27/10/2011

«Beatrice Warde lecture», par Simon Esterson

Eye Magazine Blog

Tuesday night: to Bridewell Hall at the St Bride Library for the annual Beatrice Warde lecture, this year given by Sébastien Morlighem on ‘Researching Excoffon and the Fonderie Olive: Type as document.’


It’s Roger Excoffon’s centenary year and Morlighem is on a campaign to restore Excoffon to his rightful place in the history of graphic design. It seems that even in his own country, the man responsible for the Air France logo and that most popular French display font Mistral has fallen from favour, while fonts such as Antique Olive, Banco and Calypso have always had a Gallic air that didn’t play too well among the grid-obsessed designers of 1960s Europe.
But maybe Excoffon’s time has come … certainly two of the world’s leading type designers sitting in last night’s audience seemed to be paying close attention.
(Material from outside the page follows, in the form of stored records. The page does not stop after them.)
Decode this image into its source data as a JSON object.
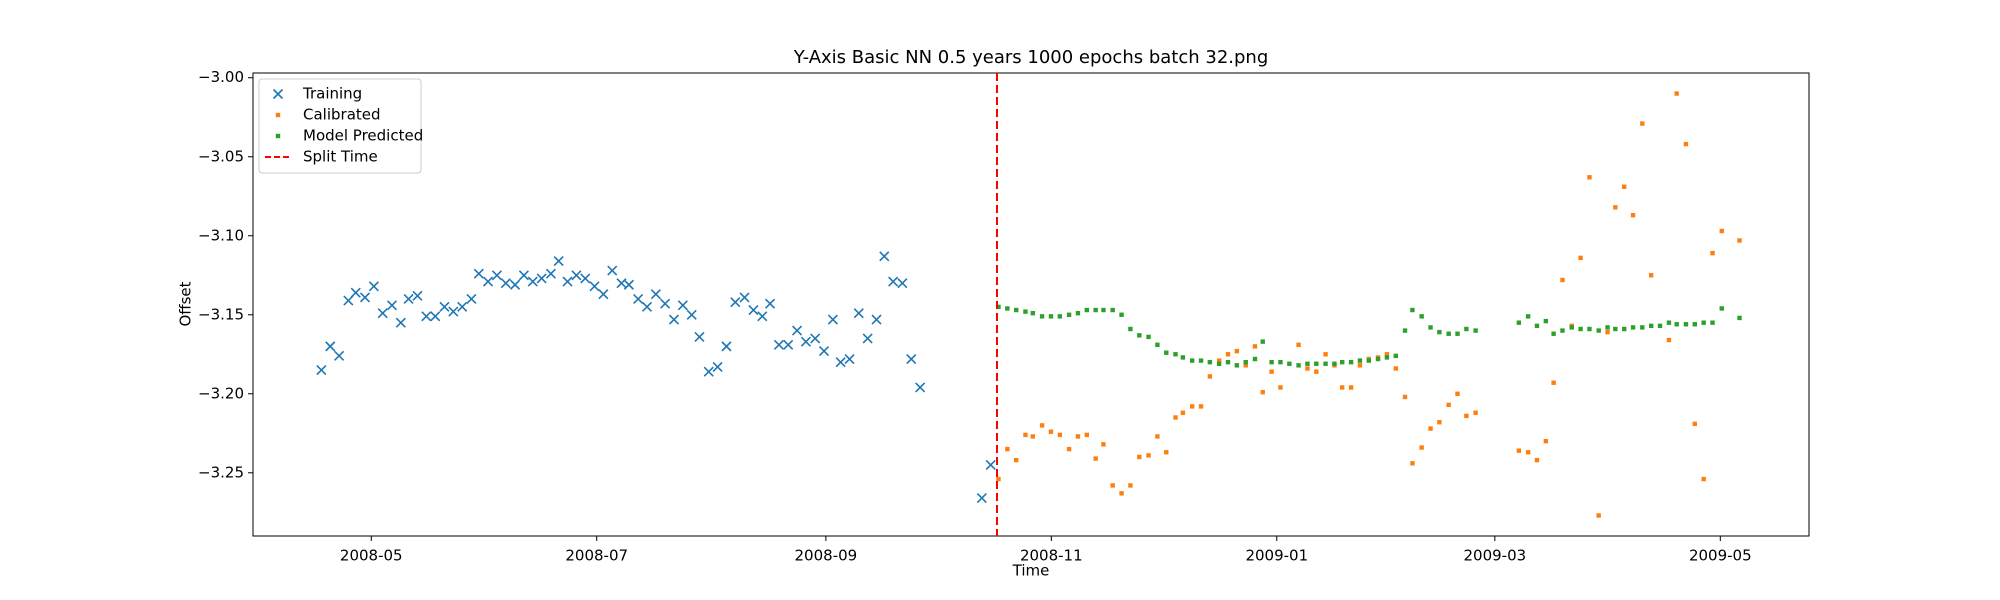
{
  "chart_data": {
    "type": "scatter",
    "title": "Y-Axis Basic NN 0.5 years 1000 epochs batch 32.png",
    "x_label": "Time",
    "y_label": "Offset",
    "xlim": [
      13968,
      14389
    ],
    "ylim": [
      -3.29,
      -2.997
    ],
    "xticks": [
      {
        "value": 14000,
        "label": "2008-05"
      },
      {
        "value": 14061,
        "label": "2008-07"
      },
      {
        "value": 14123,
        "label": "2008-09"
      },
      {
        "value": 14184,
        "label": "2008-11"
      },
      {
        "value": 14245,
        "label": "2009-01"
      },
      {
        "value": 14304,
        "label": "2009-03"
      },
      {
        "value": 14365,
        "label": "2009-05"
      }
    ],
    "yticks": [
      {
        "value": -3.25,
        "label": "−3.25"
      },
      {
        "value": -3.2,
        "label": "−3.20"
      },
      {
        "value": -3.15,
        "label": "−3.15"
      },
      {
        "value": -3.1,
        "label": "−3.10"
      },
      {
        "value": -3.05,
        "label": "−3.05"
      },
      {
        "value": -3.0,
        "label": "−3.00"
      }
    ],
    "legend": "upper left",
    "series": [
      {
        "name": "Training",
        "color": "#1f77b4",
        "marker": "x",
        "x": [
          13986.5,
          13988.9,
          13991.3,
          13993.8,
          13995.8,
          13998.3,
          14000.7,
          14003.1,
          14005.6,
          14008.0,
          14010.1,
          14012.5,
          14014.9,
          14017.3,
          14019.8,
          14022.2,
          14024.6,
          14027.1,
          14029.1,
          14031.6,
          14034.0,
          14036.4,
          14038.9,
          14041.3,
          14043.7,
          14046.1,
          14048.6,
          14050.7,
          14053.1,
          14055.5,
          14057.9,
          14060.4,
          14062.8,
          14065.2,
          14067.7,
          14069.7,
          14072.2,
          14074.6,
          14077.0,
          14079.5,
          14081.9,
          14084.3,
          14086.7,
          14088.8,
          14091.3,
          14093.7,
          14096.1,
          14098.5,
          14101.0,
          14103.4,
          14105.8,
          14107.9,
          14110.3,
          14112.8,
          14115.2,
          14117.6,
          14120.1,
          14122.5,
          14124.9,
          14127.0,
          14129.4,
          14131.9,
          14134.3,
          14136.7,
          14138.8,
          14141.2,
          14143.7,
          14146.1,
          14148.5,
          14165.2,
          14167.6
        ],
        "values": [
          -3.185,
          -3.17,
          -3.176,
          -3.141,
          -3.136,
          -3.139,
          -3.132,
          -3.149,
          -3.144,
          -3.155,
          -3.14,
          -3.138,
          -3.151,
          -3.151,
          -3.145,
          -3.148,
          -3.145,
          -3.14,
          -3.124,
          -3.129,
          -3.125,
          -3.13,
          -3.131,
          -3.125,
          -3.129,
          -3.127,
          -3.124,
          -3.116,
          -3.129,
          -3.125,
          -3.127,
          -3.132,
          -3.137,
          -3.122,
          -3.13,
          -3.131,
          -3.14,
          -3.145,
          -3.137,
          -3.143,
          -3.153,
          -3.144,
          -3.15,
          -3.164,
          -3.186,
          -3.183,
          -3.17,
          -3.142,
          -3.139,
          -3.147,
          -3.151,
          -3.143,
          -3.169,
          -3.169,
          -3.16,
          -3.167,
          -3.165,
          -3.173,
          -3.153,
          -3.18,
          -3.178,
          -3.149,
          -3.165,
          -3.153,
          -3.113,
          -3.129,
          -3.13,
          -3.178,
          -3.196,
          -3.266,
          -3.245
        ]
      },
      {
        "name": "Calibrated",
        "color": "#ff7f0e",
        "marker": "s",
        "x": [
          14169.7,
          14172.1,
          14174.5,
          14177.0,
          14179.0,
          14181.5,
          14183.9,
          14186.3,
          14188.8,
          14191.2,
          14193.6,
          14196.0,
          14198.1,
          14200.6,
          14203.0,
          14205.4,
          14207.8,
          14210.3,
          14212.7,
          14215.1,
          14217.6,
          14219.6,
          14222.1,
          14224.5,
          14226.9,
          14229.4,
          14231.8,
          14234.2,
          14236.6,
          14239.1,
          14241.2,
          14243.6,
          14246.0,
          14250.9,
          14253.3,
          14255.7,
          14258.2,
          14260.6,
          14262.7,
          14265.1,
          14267.5,
          14269.9,
          14272.4,
          14274.8,
          14277.2,
          14279.7,
          14281.7,
          14284.2,
          14286.6,
          14289.0,
          14291.5,
          14293.9,
          14296.3,
          14298.8,
          14310.5,
          14313.0,
          14315.4,
          14317.8,
          14319.9,
          14322.3,
          14324.8,
          14327.2,
          14329.6,
          14332.1,
          14334.5,
          14336.6,
          14339.0,
          14341.4,
          14343.9,
          14346.3,
          14351.1,
          14353.2,
          14355.7,
          14358.1,
          14360.5,
          14362.9,
          14365.4,
          14370.2
        ],
        "values": [
          -3.254,
          -3.235,
          -3.242,
          -3.226,
          -3.227,
          -3.22,
          -3.224,
          -3.226,
          -3.235,
          -3.227,
          -3.226,
          -3.241,
          -3.232,
          -3.258,
          -3.263,
          -3.258,
          -3.24,
          -3.239,
          -3.227,
          -3.237,
          -3.215,
          -3.212,
          -3.208,
          -3.208,
          -3.189,
          -3.179,
          -3.175,
          -3.173,
          -3.182,
          -3.17,
          -3.199,
          -3.186,
          -3.196,
          -3.169,
          -3.184,
          -3.186,
          -3.175,
          -3.182,
          -3.196,
          -3.196,
          -3.182,
          -3.178,
          -3.177,
          -3.175,
          -3.184,
          -3.202,
          -3.244,
          -3.234,
          -3.222,
          -3.218,
          -3.207,
          -3.2,
          -3.214,
          -3.212,
          -3.236,
          -3.237,
          -3.242,
          -3.23,
          -3.193,
          -3.128,
          -3.157,
          -3.114,
          -3.063,
          -3.277,
          -3.161,
          -3.082,
          -3.069,
          -3.087,
          -3.029,
          -3.125,
          -3.166,
          -3.01,
          -3.042,
          -3.219,
          -3.254,
          -3.111,
          -3.097,
          -3.103
        ]
      },
      {
        "name": "Model Predicted",
        "color": "#2ca02c",
        "marker": "s",
        "x": [
          14169.7,
          14172.1,
          14174.5,
          14177.0,
          14179.0,
          14181.5,
          14183.9,
          14186.3,
          14188.8,
          14191.2,
          14193.6,
          14196.0,
          14198.1,
          14200.6,
          14203.0,
          14205.4,
          14207.8,
          14210.3,
          14212.7,
          14215.1,
          14217.6,
          14219.6,
          14222.1,
          14224.5,
          14226.9,
          14229.4,
          14231.8,
          14234.2,
          14236.6,
          14239.1,
          14241.2,
          14243.6,
          14246.0,
          14248.4,
          14250.9,
          14253.3,
          14255.7,
          14258.2,
          14260.6,
          14262.7,
          14265.1,
          14267.5,
          14269.9,
          14272.4,
          14274.8,
          14277.2,
          14279.7,
          14281.7,
          14284.2,
          14286.6,
          14289.0,
          14291.5,
          14293.9,
          14296.3,
          14298.8,
          14310.5,
          14313.0,
          14315.4,
          14317.8,
          14319.9,
          14322.3,
          14324.8,
          14327.2,
          14329.6,
          14332.1,
          14334.5,
          14336.6,
          14339.0,
          14341.4,
          14343.9,
          14346.3,
          14348.7,
          14351.1,
          14353.2,
          14355.7,
          14358.1,
          14360.5,
          14362.9,
          14365.4,
          14370.2
        ],
        "values": [
          -3.145,
          -3.146,
          -3.147,
          -3.148,
          -3.149,
          -3.151,
          -3.151,
          -3.151,
          -3.15,
          -3.149,
          -3.147,
          -3.147,
          -3.147,
          -3.147,
          -3.15,
          -3.159,
          -3.163,
          -3.164,
          -3.169,
          -3.174,
          -3.175,
          -3.177,
          -3.179,
          -3.179,
          -3.18,
          -3.181,
          -3.18,
          -3.182,
          -3.18,
          -3.178,
          -3.167,
          -3.18,
          -3.18,
          -3.181,
          -3.182,
          -3.181,
          -3.181,
          -3.181,
          -3.181,
          -3.18,
          -3.18,
          -3.179,
          -3.179,
          -3.178,
          -3.177,
          -3.176,
          -3.16,
          -3.147,
          -3.151,
          -3.158,
          -3.161,
          -3.162,
          -3.162,
          -3.159,
          -3.16,
          -3.155,
          -3.151,
          -3.157,
          -3.154,
          -3.162,
          -3.16,
          -3.158,
          -3.159,
          -3.159,
          -3.16,
          -3.158,
          -3.159,
          -3.159,
          -3.158,
          -3.158,
          -3.157,
          -3.157,
          -3.155,
          -3.156,
          -3.156,
          -3.156,
          -3.155,
          -3.155,
          -3.146,
          -3.152
        ]
      }
    ],
    "vlines": [
      {
        "name": "Split Time",
        "x": 14169.3,
        "color": "#ff0000",
        "style": "dashed"
      }
    ]
  }
}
Morlighem’s gripping story was one of discovering archives and liberating original drawings from dusty boxes. Along the way, he’s unravelled the relationship between Excoffon and the Marseille-based foundry of Marcel Olive that in the postwar period challenged the dominance of the great Parisian foundry of Deberny & Peignot with fonts such as Excoffon’s Nord and Vendome, Olive’s answer to Garamond, designed by François Ganeau under the guiding eye of Excoffon.